While manual in-line stabilisation may have its own disadvantages, they are widely shared by any cervical spinal immobilisation technique, bolstering the argument that at times, manual in-line stabilisation may be more appropriate than cervical spinal collar usage. This however is extremely dependant on the specific circumstances of each patient, and a thorough assessment of each option should be undertaken before committing to each method of cervical spinal immobilisation.
With the large scale of evidence now available regarding the advantages and disadvantages of cervical spinal collar application, I believe a individualised, tailored approach to prehospital cervical spinal immobilisation should be utilised, as opposed to standardised cervical spinal collar usage. The decision as to which method of cervical spinal immobilisation used should be dictated by the specific circumstances of each patient, the limitations presented by their injuries, their past medical history, and the environment.


  • Connor et al.. (2013). Pre-hospital Spinal Immobilisation: An Initial Consensus Statement. Emergency Medical Journal, 30(12), 1067-1069.
  • Joint royal colleges ambulance liaison committee , J.R.C.A.L.C. (2013). UK Ambulance Services Clinical Practice Guidelines 2013. (4th ed.). England: Class Professional Publishing.
  • Hunt, K, Hallworth, S & Smith, M. (2001). The effects of rigid collar placement on intracranial and cerebral perfusion pressures. Anaesthesia, 56(6), 511-513.

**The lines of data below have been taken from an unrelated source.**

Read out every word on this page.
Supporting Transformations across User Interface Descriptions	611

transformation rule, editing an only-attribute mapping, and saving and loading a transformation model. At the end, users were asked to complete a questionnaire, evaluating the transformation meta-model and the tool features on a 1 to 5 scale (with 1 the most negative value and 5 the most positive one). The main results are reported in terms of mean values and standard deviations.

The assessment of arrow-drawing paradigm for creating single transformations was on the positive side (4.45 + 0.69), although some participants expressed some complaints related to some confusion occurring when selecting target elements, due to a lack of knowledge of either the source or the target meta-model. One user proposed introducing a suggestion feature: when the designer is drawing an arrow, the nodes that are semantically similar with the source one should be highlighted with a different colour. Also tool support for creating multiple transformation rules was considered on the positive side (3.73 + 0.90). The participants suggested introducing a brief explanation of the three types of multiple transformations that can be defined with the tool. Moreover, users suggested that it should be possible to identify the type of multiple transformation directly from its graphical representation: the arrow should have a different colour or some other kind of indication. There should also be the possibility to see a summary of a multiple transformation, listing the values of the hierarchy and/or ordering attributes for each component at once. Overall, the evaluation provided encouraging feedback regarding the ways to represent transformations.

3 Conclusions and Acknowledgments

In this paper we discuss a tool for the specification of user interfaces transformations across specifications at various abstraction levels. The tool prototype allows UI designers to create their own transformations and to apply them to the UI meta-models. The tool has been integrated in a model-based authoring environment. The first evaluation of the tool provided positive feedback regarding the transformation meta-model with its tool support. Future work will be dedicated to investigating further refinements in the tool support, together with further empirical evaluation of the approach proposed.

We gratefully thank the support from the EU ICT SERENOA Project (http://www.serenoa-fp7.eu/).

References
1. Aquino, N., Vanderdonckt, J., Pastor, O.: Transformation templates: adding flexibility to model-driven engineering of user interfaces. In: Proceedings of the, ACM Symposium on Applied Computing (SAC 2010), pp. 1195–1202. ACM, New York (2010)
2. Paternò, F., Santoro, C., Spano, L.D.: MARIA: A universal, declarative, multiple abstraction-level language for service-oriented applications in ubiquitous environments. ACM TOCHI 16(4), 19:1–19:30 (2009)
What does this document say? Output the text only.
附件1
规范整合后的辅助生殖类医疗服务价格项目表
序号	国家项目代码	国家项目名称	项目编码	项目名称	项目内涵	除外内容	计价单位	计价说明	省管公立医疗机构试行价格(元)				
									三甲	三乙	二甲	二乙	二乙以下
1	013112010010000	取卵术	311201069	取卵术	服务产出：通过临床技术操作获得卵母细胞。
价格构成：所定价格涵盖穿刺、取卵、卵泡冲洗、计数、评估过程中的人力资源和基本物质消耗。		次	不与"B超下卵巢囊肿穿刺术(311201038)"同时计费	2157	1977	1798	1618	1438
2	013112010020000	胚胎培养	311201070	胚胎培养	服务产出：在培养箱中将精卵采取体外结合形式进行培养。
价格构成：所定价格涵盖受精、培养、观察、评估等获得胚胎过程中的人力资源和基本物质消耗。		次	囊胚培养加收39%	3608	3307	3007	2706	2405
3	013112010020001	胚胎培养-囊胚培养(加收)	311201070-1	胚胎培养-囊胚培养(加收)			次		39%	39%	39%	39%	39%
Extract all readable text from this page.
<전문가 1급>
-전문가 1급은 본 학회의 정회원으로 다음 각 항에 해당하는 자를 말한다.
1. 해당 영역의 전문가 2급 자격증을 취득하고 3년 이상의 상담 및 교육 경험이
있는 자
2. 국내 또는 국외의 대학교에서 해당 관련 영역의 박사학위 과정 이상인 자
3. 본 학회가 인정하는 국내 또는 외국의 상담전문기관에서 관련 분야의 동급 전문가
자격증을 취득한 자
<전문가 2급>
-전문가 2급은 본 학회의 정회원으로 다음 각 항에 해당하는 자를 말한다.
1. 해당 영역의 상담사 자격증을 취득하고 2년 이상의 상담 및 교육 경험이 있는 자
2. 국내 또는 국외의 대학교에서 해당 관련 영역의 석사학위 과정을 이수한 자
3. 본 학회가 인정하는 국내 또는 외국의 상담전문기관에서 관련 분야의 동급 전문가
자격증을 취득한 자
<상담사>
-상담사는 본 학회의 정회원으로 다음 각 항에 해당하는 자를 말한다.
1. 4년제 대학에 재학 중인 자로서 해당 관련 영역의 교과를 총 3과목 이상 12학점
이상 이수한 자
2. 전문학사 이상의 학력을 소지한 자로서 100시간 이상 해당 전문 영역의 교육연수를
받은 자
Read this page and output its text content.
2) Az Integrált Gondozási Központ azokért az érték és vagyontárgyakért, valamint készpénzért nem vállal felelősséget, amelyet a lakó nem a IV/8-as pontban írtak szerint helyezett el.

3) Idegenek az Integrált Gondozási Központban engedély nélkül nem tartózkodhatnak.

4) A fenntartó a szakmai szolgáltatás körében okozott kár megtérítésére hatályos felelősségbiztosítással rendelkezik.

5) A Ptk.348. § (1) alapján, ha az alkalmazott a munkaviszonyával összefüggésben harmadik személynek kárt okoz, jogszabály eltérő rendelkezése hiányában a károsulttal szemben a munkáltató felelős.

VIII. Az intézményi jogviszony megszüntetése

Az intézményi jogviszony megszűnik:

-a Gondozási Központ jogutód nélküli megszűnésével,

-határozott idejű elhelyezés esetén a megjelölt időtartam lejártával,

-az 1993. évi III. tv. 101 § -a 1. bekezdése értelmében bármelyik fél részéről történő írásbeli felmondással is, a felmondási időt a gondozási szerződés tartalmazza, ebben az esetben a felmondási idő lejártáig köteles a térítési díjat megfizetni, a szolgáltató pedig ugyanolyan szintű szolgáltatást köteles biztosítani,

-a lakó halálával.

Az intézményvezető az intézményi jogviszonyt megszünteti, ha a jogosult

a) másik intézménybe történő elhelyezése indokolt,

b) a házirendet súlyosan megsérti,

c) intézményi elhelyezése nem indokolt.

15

  • Joint royal colleges ambulance liaison committee , J.R.C.A.L.C. (2013). UK Ambulance Services Clinical Practice Guidelines 2013. (4th ed.). England: Class Professional Publishing.
  • Ho et al.. (2002). Rigid cervical collar and intracranial pressure of patients with severe head injury. The Journal of Trauma, 53(6), 1185-1188.
  • Mobbs, R, Stoodley, M & Fuller, J. (2002). Effect of cervical hard collar on intracranial pressure after head injury. ANZ Journal of Surgery, 72(6), 389-91.
  • Stone, M, Tubridy, C & Curran, R. (2010). The effect of rigid cervical collars on internal jugular vein dimensions. Academic Emergency Medicine, 17(1), 100-102
  • Totten, V & Sugarman, D. (1999). Respiratory effects of spinal immobilization. Prehospital Emergency Care, 3(4), 347-352.
  • Clarke, A, James, S & Ahuja, S. (2010). Ankylosing spondylitis: inadvertent application of a rigid collar after cervical fracture, leading to neurological complications and death. Acta Orthopaedica Belgica, 76(3), 413-415.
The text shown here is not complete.